Die Schliessung des Studios Bern als Sitz der Radio-Informationssendungen war allerdings schon vor rund 15 Jahren mal vorgesehen: Der damalige Radiodirektor Walter Rüegg wollte die Info-Sendungen (Nachrichten, Rendez-Vous, Echo der Zeit etc.) ins Studio Zürich verlegen; in Bern verblieben wäre nur die örtliche Regionalredaktion und (im Bundeshaus) einige Leute aus der Inlandredaktion.
Dieser Plan provozierte damals eine derart heftige Reaktion der Berner (und auch der Freiburger) Kantonsregierung, dass die Zentralisierung in Zürich fallengelassen wurde.
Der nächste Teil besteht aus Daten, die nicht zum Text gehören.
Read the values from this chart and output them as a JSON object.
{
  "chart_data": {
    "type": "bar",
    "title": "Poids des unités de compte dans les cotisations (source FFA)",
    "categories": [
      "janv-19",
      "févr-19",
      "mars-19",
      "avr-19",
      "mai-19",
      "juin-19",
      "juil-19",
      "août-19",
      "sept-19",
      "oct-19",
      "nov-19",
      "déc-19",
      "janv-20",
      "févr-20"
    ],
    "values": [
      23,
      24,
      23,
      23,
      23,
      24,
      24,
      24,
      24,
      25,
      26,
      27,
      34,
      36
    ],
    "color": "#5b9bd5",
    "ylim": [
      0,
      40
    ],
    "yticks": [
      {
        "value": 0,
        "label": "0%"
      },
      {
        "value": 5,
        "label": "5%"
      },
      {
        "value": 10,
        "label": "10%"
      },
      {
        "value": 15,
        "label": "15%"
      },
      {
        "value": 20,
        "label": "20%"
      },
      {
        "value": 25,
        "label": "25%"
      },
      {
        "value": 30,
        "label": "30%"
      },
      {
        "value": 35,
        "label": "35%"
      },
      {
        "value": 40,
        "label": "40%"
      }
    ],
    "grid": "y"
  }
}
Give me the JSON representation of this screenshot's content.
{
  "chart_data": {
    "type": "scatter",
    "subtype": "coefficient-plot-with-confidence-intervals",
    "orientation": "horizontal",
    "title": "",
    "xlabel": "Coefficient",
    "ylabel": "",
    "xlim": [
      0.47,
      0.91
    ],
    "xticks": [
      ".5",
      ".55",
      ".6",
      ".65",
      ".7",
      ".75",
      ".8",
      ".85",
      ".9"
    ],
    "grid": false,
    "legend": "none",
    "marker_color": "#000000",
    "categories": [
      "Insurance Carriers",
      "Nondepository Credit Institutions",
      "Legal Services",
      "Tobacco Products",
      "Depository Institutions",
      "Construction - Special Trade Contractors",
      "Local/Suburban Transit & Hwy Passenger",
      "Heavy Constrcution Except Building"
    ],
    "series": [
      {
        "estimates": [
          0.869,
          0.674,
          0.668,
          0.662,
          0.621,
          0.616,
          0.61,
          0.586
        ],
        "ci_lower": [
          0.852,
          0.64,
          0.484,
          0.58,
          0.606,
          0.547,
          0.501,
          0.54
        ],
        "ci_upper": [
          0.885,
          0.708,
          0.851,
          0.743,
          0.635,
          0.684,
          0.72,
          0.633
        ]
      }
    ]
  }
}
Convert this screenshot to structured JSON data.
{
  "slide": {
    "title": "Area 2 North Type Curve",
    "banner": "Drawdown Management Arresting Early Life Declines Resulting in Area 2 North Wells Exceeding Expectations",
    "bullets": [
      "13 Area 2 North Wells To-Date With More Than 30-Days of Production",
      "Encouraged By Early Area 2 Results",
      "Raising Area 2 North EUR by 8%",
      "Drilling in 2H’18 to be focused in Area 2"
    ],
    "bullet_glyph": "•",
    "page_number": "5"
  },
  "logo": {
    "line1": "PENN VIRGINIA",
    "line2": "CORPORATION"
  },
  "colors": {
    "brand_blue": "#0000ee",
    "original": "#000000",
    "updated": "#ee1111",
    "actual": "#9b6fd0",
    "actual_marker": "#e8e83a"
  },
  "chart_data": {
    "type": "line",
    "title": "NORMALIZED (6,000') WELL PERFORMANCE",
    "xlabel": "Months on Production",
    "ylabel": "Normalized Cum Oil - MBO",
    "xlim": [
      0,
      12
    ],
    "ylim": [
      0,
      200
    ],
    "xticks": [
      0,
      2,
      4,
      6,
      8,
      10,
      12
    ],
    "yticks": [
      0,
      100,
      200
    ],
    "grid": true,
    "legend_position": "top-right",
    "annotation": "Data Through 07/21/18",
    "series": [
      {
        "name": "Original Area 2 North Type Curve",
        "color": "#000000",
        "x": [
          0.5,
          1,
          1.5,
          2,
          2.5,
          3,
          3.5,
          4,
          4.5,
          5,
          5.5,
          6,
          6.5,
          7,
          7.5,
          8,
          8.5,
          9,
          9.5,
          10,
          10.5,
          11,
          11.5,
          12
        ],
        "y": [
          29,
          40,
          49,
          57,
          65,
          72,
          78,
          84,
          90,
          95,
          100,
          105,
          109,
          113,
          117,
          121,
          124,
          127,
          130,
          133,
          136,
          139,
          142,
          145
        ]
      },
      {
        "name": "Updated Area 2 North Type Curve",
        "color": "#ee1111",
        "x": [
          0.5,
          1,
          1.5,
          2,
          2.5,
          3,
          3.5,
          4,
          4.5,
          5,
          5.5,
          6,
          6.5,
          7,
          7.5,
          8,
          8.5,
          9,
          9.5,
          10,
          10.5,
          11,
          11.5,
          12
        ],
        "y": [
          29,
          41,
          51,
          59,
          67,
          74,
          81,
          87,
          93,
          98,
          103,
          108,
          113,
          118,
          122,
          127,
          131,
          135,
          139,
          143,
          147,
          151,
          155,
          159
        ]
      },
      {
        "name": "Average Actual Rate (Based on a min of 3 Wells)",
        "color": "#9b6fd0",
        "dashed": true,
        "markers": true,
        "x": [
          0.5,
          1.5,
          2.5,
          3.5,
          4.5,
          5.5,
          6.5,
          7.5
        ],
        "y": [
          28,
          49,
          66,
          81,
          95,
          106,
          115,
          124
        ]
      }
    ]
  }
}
Wenn der Plan nun unter dem Titel «die SRG spart» wieder hervorgeholt wird, wäre dies im Widerspruch zur föderalistisch-breiten Verankerung, derer sich die SRG im «No-Billag"-Abwehrkampf zu Recht rühmt. Erneuter heftiger Widerstand aus der bernischen Politik ist jedenfalls zu erwarten: Die Bundesstadt will als Standort nationaler Medien nicht bedeutungslos werden, und sie wird sich dem Wegzug von 150 Arbeitsplätzen widersetzen.